Aber irgendwann ist er auf der obersten Sprosse der Karriereleiter angekommen – ohne Weiterbildung geht hier nichts mehr. Björn grübelt und beschließt: Er will eine Fortbildung zum Maschinentechniker mit Schwerpunkt Verfahrenstechnik machen. Er geht zu seinem Vorgesetzten bei Renolit, der ihn direkt unterstützt.
Als Björn seinem Vater von dem Plan erzählt, lacht der und hält das Ganze zuerst für einen Scherz. Dann meint er: „Probier es einfach. Aufhören kannst du dann ja immer noch.“
Vier Tage in der Schule
Das macht Björn Mut, er beginnt 2007 seine Weiterbildung: „Vier Tage pro Woche von 17.30 Uhr bis 20 Uhr zur Schule gehen. Und das vier Jahre lang.“ Und noch immer hat sich nichts geändert: Das Lernen fällt Björn nicht leicht. Am Wochenende mit den Jungs rausgehen? Einfach mal vorm Fernseher rumhängen? Steht alles hintenan. Hin und wieder büffelt Björn auch samstags und sonntags.

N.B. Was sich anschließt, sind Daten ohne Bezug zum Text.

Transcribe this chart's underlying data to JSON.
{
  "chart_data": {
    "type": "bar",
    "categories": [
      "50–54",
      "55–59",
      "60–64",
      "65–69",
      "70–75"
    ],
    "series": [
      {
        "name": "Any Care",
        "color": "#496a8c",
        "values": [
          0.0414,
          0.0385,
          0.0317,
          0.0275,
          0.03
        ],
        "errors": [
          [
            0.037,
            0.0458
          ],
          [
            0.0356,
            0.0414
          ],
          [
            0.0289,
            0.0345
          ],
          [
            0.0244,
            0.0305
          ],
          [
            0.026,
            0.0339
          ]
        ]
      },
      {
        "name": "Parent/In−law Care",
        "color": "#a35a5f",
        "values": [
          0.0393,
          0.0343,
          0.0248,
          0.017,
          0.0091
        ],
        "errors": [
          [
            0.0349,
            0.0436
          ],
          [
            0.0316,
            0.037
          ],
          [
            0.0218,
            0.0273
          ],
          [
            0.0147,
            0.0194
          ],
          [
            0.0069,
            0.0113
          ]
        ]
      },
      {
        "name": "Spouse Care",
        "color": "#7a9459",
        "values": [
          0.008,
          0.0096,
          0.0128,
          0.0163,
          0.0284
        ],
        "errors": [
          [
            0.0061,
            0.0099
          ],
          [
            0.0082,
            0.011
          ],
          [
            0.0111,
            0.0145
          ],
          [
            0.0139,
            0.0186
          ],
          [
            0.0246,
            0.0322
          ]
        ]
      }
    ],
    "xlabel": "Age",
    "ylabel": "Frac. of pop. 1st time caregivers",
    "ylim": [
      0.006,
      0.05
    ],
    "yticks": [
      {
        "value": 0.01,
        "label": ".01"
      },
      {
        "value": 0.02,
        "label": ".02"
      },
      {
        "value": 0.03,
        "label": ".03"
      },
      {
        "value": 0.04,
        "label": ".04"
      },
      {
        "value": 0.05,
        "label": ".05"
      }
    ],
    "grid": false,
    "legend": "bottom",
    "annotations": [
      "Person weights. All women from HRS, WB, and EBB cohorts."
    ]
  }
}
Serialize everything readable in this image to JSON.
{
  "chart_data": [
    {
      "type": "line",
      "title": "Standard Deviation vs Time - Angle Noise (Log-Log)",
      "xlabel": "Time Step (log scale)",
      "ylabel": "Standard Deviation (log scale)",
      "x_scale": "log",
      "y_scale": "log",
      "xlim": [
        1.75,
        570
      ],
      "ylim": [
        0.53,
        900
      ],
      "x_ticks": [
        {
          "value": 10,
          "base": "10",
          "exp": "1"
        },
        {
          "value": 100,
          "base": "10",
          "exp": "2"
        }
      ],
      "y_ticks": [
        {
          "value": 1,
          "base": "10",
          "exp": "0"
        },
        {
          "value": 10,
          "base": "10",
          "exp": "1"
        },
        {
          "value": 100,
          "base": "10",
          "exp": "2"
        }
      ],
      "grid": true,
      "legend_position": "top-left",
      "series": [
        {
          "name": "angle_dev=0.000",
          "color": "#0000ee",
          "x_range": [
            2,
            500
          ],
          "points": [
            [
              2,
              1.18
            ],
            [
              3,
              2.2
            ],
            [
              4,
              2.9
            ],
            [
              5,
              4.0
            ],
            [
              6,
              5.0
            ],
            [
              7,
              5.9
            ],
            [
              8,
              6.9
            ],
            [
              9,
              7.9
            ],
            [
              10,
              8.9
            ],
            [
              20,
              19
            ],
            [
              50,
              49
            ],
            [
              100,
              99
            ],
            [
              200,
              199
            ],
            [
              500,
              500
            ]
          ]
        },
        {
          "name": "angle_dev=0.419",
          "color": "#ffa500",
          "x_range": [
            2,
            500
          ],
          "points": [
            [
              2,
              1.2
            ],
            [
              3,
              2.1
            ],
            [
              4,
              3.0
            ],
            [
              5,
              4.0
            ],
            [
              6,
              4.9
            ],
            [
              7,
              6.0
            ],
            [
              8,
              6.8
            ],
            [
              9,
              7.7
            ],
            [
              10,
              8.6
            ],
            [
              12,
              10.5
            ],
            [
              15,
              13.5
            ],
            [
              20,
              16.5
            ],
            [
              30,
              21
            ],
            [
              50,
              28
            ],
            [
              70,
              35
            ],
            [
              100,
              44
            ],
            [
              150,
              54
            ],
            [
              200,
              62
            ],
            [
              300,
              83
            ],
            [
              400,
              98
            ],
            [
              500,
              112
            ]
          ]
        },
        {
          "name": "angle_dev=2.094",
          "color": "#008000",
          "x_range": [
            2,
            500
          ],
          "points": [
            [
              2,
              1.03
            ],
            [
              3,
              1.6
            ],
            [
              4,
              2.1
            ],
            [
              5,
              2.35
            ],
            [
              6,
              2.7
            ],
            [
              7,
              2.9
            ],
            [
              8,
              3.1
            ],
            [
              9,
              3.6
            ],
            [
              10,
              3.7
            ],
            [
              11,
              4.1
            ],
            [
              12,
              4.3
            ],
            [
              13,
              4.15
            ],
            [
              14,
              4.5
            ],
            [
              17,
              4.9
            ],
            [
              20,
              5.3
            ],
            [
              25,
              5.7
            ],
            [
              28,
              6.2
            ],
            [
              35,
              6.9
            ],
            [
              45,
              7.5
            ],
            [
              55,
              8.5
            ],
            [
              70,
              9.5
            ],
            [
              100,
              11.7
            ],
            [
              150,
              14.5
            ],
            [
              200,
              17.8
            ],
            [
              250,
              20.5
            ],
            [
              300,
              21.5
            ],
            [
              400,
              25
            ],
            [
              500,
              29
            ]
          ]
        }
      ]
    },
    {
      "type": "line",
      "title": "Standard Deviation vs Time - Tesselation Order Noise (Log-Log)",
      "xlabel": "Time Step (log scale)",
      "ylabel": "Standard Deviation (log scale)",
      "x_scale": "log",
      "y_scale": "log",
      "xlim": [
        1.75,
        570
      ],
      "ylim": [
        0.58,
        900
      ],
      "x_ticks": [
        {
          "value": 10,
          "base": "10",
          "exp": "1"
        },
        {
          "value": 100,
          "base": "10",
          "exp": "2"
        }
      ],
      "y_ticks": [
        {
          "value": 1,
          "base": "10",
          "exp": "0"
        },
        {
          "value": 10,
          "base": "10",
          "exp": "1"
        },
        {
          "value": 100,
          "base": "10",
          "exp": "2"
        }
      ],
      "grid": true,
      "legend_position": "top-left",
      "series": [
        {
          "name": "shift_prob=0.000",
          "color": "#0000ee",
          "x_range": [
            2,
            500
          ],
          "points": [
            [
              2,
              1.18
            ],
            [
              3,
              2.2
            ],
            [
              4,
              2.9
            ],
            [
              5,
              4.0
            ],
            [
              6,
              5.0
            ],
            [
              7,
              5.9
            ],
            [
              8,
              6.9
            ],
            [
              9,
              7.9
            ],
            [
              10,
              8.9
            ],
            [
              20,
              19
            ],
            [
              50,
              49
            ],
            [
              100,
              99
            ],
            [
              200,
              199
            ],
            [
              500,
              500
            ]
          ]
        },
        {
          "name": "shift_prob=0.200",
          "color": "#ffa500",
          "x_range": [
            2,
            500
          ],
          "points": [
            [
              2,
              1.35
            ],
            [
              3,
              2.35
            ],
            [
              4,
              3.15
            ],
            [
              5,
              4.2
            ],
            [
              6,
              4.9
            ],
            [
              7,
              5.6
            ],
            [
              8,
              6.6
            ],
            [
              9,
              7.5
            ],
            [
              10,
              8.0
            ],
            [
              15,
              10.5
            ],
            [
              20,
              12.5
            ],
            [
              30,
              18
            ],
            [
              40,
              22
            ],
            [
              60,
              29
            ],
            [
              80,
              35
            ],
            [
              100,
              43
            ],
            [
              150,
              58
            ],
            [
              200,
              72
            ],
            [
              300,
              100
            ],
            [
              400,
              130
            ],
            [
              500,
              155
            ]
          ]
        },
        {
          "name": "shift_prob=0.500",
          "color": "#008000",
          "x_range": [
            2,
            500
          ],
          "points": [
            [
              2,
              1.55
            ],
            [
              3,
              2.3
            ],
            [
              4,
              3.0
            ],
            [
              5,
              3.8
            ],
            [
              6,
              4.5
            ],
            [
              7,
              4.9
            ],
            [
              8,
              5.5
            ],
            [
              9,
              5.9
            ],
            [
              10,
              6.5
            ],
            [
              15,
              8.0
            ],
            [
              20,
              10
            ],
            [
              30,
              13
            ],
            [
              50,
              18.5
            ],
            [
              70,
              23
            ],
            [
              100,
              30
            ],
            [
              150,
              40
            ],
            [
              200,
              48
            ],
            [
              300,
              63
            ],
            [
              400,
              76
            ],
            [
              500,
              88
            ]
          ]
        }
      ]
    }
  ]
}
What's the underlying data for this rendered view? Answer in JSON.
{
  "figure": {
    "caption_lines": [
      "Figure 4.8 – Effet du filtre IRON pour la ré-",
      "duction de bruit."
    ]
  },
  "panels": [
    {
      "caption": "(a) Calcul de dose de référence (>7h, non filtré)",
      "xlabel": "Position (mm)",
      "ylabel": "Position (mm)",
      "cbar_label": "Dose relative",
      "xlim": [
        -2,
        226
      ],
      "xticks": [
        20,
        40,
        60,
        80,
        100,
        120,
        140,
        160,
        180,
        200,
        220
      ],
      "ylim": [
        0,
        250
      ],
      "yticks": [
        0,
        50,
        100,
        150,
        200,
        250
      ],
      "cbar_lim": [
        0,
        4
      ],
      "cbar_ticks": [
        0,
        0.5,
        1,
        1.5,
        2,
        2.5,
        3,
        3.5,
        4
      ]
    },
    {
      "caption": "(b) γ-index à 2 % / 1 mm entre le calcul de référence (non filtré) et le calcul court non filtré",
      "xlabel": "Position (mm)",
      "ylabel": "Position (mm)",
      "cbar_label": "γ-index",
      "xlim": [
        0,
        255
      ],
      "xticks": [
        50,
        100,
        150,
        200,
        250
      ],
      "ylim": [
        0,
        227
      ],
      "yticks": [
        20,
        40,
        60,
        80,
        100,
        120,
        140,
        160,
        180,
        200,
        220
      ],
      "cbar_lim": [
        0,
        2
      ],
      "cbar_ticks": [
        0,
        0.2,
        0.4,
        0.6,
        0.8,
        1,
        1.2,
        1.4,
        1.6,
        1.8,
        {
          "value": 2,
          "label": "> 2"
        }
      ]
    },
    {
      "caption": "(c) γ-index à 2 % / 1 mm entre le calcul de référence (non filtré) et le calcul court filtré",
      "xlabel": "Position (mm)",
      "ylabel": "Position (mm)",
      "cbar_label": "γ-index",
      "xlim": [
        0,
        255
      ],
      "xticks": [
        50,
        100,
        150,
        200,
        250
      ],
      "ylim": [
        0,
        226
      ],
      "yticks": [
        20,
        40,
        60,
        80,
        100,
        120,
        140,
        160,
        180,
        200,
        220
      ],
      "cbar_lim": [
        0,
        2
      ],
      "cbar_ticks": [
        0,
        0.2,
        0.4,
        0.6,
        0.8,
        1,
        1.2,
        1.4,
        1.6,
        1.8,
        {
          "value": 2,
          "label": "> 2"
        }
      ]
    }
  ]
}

Das zahlt sich aber aus: 2011 hat er seinen Abschluss in der Tasche. „Der ist mir nicht so einfach zugeflogen“, sagt er. Im Job bringt ihm seine neue Qualifikation aber erst einmal herzlich wenig: Dreimal bewirbt er sich auf freie Positionen im Haus. Ohne Erfolg. Nebenher lernt er Englisch: „Das braucht man einfach für eine andere Stelle“. Also kauft er Bücher, büffelt Vokabeln, besucht Kurse in der Volkshochschule. Filme sieht er sich nur noch auf Englisch an.
Und jetzt läuft es: Björns vierte Bewerbung überzeugt. 2013 gibt’s den Vertrag, zunächst für ein Jahr auf Probe. Das ist mittlerweile Geschichte, „ich sitze jetzt fest im Sattel“, sagt Björn. Heute managed er Projekte und berät Kunden überall auf der Welt. „Ich muss öfter reisen, auch nach Amerika, Russland und Indien“, erzählt er.